Beitritt rechtsmissbräuchlich?

  • Hallo Fories,

    habe ein „Uralt-Verfahren“ (aus 2005) in welchem

    im ersten Termin – Einstellung nach § 77 I
    vor dem zweiten Termin (am Terminstag) – Einstellung nach § 30
    im zweiten Termin – Versagung nach § 85a
    vor dem dritten Termin – (am Terminstag) – Einstellung nach § 30

    erfolgte.

    Der dingliche Gläubiger befürchtet jetzt wohl, dass im nächsten Termin entweder § 77 II oder ein Zuschlag weit unter 50% ansteht und beantragt den Beitritt wegen seines persönlichen Anspruchs (aus derselben Grundschuldbestellungsurkunde). Was er damit bezweckt liegt auf der Hand.

    M.E. liegt in diesem Antrag eine unnütze Inanspruchnahme des Gerichts (Stöber, Einleitung Rn 48). Zwar kann einem Gläubiger das Antragsrecht nicht versagt werden wenn das Grundstück schwer oder voraussichtlich nicht veräußerbar ist (a.a.O., Rn 48.8) aber im vorliegenden Fall hatte der Gläubiger ja bereits sein Verfahren. Es jetzt – aus einer noch schlechteren Position – betreiben zu wollen ist m.E. rechtsmissbräuchlich.

    Hatte von euch schon jemand einen ähnlich gelagerten Fall? Gibt es (obergerichtliche) Rechtsprechung für diese Konstellation?

    Danke für eure Antworten

    HuBo

  • Es gab garantiert schon mindestens einen Thread darüber...

    Er wird - nachdem du im nächsten Termin das Verfahren aus dem dinglichen Anspruch aufhebst - genau aus diesem Anspruch wieder beitreten und damit wieder die bessere Rangstelle kriegen!

    Es gibt m.W. auch Rechtsprechung, jedenfalls würde ich bei einem ersten Beitritt in der Art mit Sicherheit nicht mit Rechtsmißbräuchlichkeit argumentieren, wenn es der 4. oder 5. Beitritt dieser Art wäre, könnte man eventuell mal vorsichtig drüber nachdenken...

    Im Übrigen finde ich es lustig, dass du ein Verfahren aus 2005 als URALT-Verfahren bezeichnest... :strecker Mein ältestes noch aktives Verfahren ist aus 1998... :D

    Wenn kein Wind geht, dann rudere!
    (polnisches Sprichwort)

  • auf alle Fälle wie Gerichtsdiener und anta !!

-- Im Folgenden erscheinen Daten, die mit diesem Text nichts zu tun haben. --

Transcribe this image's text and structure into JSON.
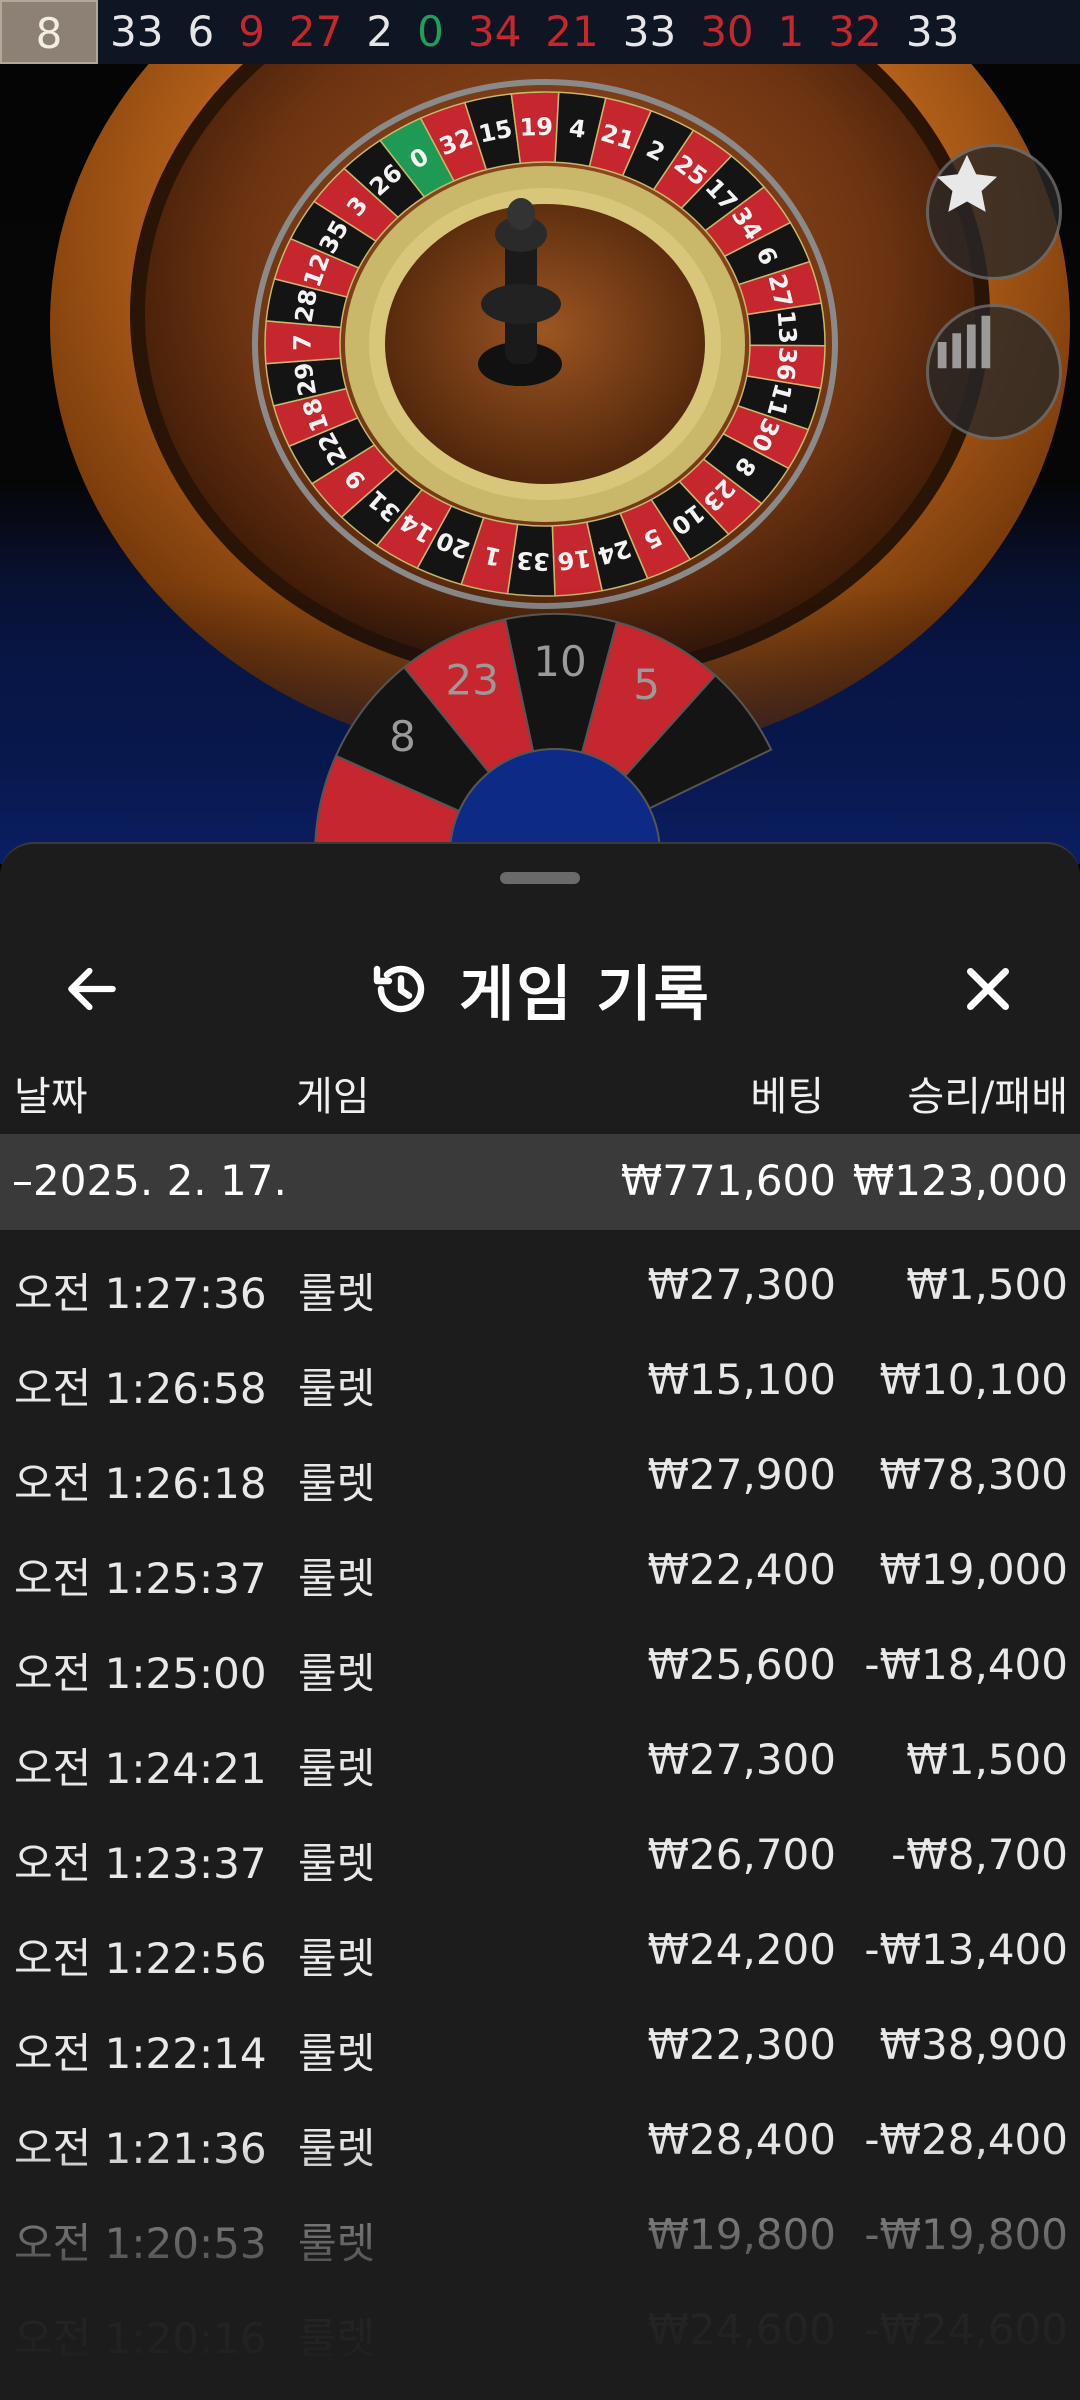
{
  "results": [
    {
      "n": "8",
      "color": "black"
    },
    {
      "n": "33",
      "color": "black"
    },
    {
      "n": "6",
      "color": "black"
    },
    {
      "n": "9",
      "color": "red"
    },
    {
      "n": "27",
      "color": "red"
    },
    {
      "n": "2",
      "color": "black"
    },
    {
      "n": "0",
      "color": "green"
    },
    {
      "n": "34",
      "color": "red"
    },
    {
      "n": "21",
      "color": "red"
    },
    {
      "n": "33",
      "color": "black"
    },
    {
      "n": "30",
      "color": "red"
    },
    {
      "n": "1",
      "color": "red"
    },
    {
      "n": "32",
      "color": "red"
    },
    {
      "n": "33",
      "color": "black"
    }
  ],
  "wheel_numbers": [
    "0",
    "32",
    "15",
    "19",
    "4",
    "21",
    "2",
    "25",
    "17",
    "34",
    "6",
    "27",
    "13",
    "36",
    "11",
    "30",
    "8",
    "23",
    "10",
    "5",
    "24",
    "16",
    "33",
    "1",
    "20",
    "14",
    "31",
    "9",
    "22",
    "18",
    "29",
    "7",
    "28",
    "12",
    "35",
    "3",
    "26"
  ],
  "racetrack_numbers": [
    "8",
    "23",
    "10",
    "5"
  ],
  "colors": {
    "red": "#c6262e",
    "black": "#141414",
    "green": "#1e9a55",
    "sheet": "#1c1c1c",
    "highlight": "#3a3a3a"
  },
  "icons": {
    "favorite": "star-icon",
    "statistics": "bar-chart-icon",
    "back": "arrow-left-icon",
    "history": "history-icon",
    "close": "close-icon"
  },
  "sheet": {
    "title": "게임 기록",
    "columns": {
      "date": "날짜",
      "game": "게임",
      "bet": "베팅",
      "result": "승리/패배"
    },
    "date_group": {
      "date": "–2025. 2. 17.",
      "total_bet": "₩771,600",
      "total_result": "₩123,000"
    },
    "rows": [
      {
        "time": "오전 1:27:36",
        "game": "룰렛",
        "bet": "₩27,300",
        "result": "₩1,500"
      },
      {
        "time": "오전 1:26:58",
        "game": "룰렛",
        "bet": "₩15,100",
        "result": "₩10,100"
      },
      {
        "time": "오전 1:26:18",
        "game": "룰렛",
        "bet": "₩27,900",
        "result": "₩78,300"
      },
      {
        "time": "오전 1:25:37",
        "game": "룰렛",
        "bet": "₩22,400",
        "result": "₩19,000"
      },
      {
        "time": "오전 1:25:00",
        "game": "룰렛",
        "bet": "₩25,600",
        "result": "-₩18,400"
      },
      {
        "time": "오전 1:24:21",
        "game": "룰렛",
        "bet": "₩27,300",
        "result": "₩1,500"
      },
      {
        "time": "오전 1:23:37",
        "game": "룰렛",
        "bet": "₩26,700",
        "result": "-₩8,700"
      },
      {
        "time": "오전 1:22:56",
        "game": "룰렛",
        "bet": "₩24,200",
        "result": "-₩13,400"
      },
      {
        "time": "오전 1:22:14",
        "game": "룰렛",
        "bet": "₩22,300",
        "result": "₩38,900"
      },
      {
        "time": "오전 1:21:36",
        "game": "룰렛",
        "bet": "₩28,400",
        "result": "-₩28,400"
      },
      {
        "time": "오전 1:20:53",
        "game": "룰렛",
        "bet": "₩19,800",
        "result": "-₩19,800"
      },
      {
        "time": "오전 1:20:16",
        "game": "룰렛",
        "bet": "₩24,600",
        "result": "-₩24,600"
      }
    ]
  }
}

    Das ist bei uns eine durchaus gängige Verfahrensweise der Gläubiger (wie von gerichtsdiener beschrieben), die am Ende durchaus Sinn machen kann ! Denn was wäre denn die andere Variante ? Er würde im 4. Termin aufheben, weil ihm Endeffekt das Gebot zu niedrig ist und schwupp, hättest du den Neuantrag (und noch mehr -unnötige- Gerichtskosten für d. Schuldner) !

    Also ich würde auch sagen, keine Rechtsmißbräuchlichkeit und Beitritt zulassen !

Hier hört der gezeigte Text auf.